Known limitations

This page documents current limitations of the Mistral platform. We actively work to address these. Check the changelogs for updates.

Context window

Context window

ModelMax context length
Mistral Small32,768 tokens
Mistral Medium32,768 tokens
Mistral Large131,072 tokens
Codestral32,768 tokens
Ministral 3B / 8B131,072 tokens
Pixtral Large131,072 tokens
  • Requests exceeding the model's context window return a 400 Bad Request error.
  • Token counts include both input and output tokens. Plan your max_tokens accordingly.
Rate limits

Rate limits

Rate limits vary by subscription tier and model. When exceeded, the API returns 429 Too Many Requests.
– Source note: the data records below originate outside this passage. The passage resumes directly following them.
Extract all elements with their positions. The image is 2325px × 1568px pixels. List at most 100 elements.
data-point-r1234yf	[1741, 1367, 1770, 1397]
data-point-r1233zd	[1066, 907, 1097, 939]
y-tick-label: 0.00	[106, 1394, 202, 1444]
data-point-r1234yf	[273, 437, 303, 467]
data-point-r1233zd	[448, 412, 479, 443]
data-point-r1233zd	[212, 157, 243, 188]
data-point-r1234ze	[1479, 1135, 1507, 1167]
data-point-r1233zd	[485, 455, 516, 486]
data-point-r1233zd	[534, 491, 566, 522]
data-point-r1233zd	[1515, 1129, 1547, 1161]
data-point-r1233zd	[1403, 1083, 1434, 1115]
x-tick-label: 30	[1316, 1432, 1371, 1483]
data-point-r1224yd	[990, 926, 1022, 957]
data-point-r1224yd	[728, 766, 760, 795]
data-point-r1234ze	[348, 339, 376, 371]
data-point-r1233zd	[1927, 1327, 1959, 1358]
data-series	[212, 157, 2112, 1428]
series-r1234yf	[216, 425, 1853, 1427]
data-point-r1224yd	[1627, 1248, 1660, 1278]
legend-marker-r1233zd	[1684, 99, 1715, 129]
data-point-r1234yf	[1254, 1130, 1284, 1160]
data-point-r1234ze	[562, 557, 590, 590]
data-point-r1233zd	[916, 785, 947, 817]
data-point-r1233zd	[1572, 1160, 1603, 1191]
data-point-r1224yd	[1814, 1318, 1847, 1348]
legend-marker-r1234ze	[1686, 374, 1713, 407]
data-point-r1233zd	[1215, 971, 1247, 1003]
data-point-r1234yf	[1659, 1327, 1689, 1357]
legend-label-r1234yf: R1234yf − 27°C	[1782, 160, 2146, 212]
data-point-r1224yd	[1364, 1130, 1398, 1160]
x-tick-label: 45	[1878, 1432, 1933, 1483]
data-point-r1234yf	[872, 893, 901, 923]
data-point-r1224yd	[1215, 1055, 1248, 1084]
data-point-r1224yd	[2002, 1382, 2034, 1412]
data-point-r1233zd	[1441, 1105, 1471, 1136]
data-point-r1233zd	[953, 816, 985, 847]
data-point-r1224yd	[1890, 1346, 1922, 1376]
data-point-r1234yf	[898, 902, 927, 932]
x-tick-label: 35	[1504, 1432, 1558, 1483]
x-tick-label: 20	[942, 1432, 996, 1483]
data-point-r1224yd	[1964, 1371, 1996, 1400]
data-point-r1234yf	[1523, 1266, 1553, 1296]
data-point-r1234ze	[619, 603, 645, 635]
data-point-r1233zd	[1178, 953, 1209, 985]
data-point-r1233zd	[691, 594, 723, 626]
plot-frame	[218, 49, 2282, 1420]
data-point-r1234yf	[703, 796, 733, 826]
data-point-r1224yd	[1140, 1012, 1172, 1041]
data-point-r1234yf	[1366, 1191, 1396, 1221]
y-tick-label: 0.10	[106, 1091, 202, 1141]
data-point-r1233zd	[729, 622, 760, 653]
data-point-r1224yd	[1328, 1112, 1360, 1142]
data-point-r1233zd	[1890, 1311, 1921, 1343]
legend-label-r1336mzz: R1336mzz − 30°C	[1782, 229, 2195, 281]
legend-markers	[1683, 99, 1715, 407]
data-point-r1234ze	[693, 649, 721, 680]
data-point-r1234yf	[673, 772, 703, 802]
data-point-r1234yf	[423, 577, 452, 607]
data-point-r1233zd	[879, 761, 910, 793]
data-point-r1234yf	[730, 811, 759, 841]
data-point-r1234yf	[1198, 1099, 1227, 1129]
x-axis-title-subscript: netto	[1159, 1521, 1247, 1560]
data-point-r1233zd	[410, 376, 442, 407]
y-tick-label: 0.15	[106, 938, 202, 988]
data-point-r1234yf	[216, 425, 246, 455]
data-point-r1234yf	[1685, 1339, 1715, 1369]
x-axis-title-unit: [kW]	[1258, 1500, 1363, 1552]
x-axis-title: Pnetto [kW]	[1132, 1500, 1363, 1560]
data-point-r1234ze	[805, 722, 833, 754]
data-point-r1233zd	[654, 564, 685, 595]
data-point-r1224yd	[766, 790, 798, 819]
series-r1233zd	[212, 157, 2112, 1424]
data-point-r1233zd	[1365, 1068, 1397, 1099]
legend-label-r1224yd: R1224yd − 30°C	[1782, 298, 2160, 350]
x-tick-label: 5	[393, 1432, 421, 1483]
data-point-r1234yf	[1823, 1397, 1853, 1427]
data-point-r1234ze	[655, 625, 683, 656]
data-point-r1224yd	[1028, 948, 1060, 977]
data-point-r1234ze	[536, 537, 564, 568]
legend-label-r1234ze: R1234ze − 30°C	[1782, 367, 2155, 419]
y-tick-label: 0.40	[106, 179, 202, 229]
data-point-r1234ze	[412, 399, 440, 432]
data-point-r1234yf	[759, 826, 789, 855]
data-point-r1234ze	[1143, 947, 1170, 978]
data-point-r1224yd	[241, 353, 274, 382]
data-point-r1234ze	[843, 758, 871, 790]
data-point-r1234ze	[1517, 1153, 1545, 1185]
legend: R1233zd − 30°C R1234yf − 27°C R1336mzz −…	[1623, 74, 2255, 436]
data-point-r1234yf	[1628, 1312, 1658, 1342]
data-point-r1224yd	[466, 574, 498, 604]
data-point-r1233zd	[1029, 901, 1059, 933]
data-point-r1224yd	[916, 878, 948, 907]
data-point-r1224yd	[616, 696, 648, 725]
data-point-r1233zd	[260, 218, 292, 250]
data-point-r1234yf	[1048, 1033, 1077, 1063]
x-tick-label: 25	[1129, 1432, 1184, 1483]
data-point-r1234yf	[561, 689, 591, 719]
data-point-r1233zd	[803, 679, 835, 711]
  • Requests per second and tokens per minute are enforced independently.
  • Limits apply per API key, not per workspace.
  • Batch processing does not count against real-time rate limits.
tip

Check the X-RateLimit-Remaining response header to monitor your usage before hitting the limit.

File uploads

File uploads

  • Maximum file size: 512 MB
  • Supported formats for OCR: PDF, PNG, JPG, JPEG, TIFF, BMP, GIF, WEBP
  • Uploaded files are retained for 30 days unless deleted earlier.
Batch processing

Batch processing

  • Maximum batch file size: 512 MB.
  • Maximum requests per batch: 100,000.
  • Batch jobs are processed asynchronously; completion time depends on queue depth and request complexity.
  • Batch results are available for download for 24 hours after completion.
Streaming

Streaming

  • Streaming connections time out after 10 minutes of inactivity.
  • stream_options.include_usage must be explicitly set to receive token usage in stream events.
  • Some client HTTP libraries may buffer streamed responses; ensure chunked transfer encoding is handled correctly.
Function calling

Function calling

  • Maximum number of tools per request: 128.
  • Tool descriptions are included in the token count. Long descriptions reduce available context for messages.
  • Parallel function calls are supported but may return calls in any order.
  • tool_choice: "any" forces a tool call but does not guarantee which tool is selected.
JSON mode

JSON mode

  • When response_format: {"type": "json_object"} is set, the model always returns valid JSON.
  • You must include "JSON" in the system or user prompt. Otherwise the model may produce an infinite whitespace stream.
  • JSON mode does not guarantee adherence to a specific schema. Use function calling for structured outputs.
Vision

Vision

  • Maximum image size: 20 MB per image.
  • Supported formats: PNG, JPG, JPEG, GIF, WEBP.
  • Maximum images per request depends on the model and total token budget.
  • Images are resized internally; very small images may lose detail.
Audio transcription

Audio transcription

  • Supported formats: WAV, MP3, FLAC, OGG, WEBM.
  • Maximum audio duration: 60 minutes.
  • Maximum file size: 500 MB.
  • Transcription is optimized for clear speech; heavy background noise reduces accuracy.
Regional availability

Regional availability

  • The Mistral API is served from EU data centers by default.
  • Some models may not be available in all regions. Check the models page for details.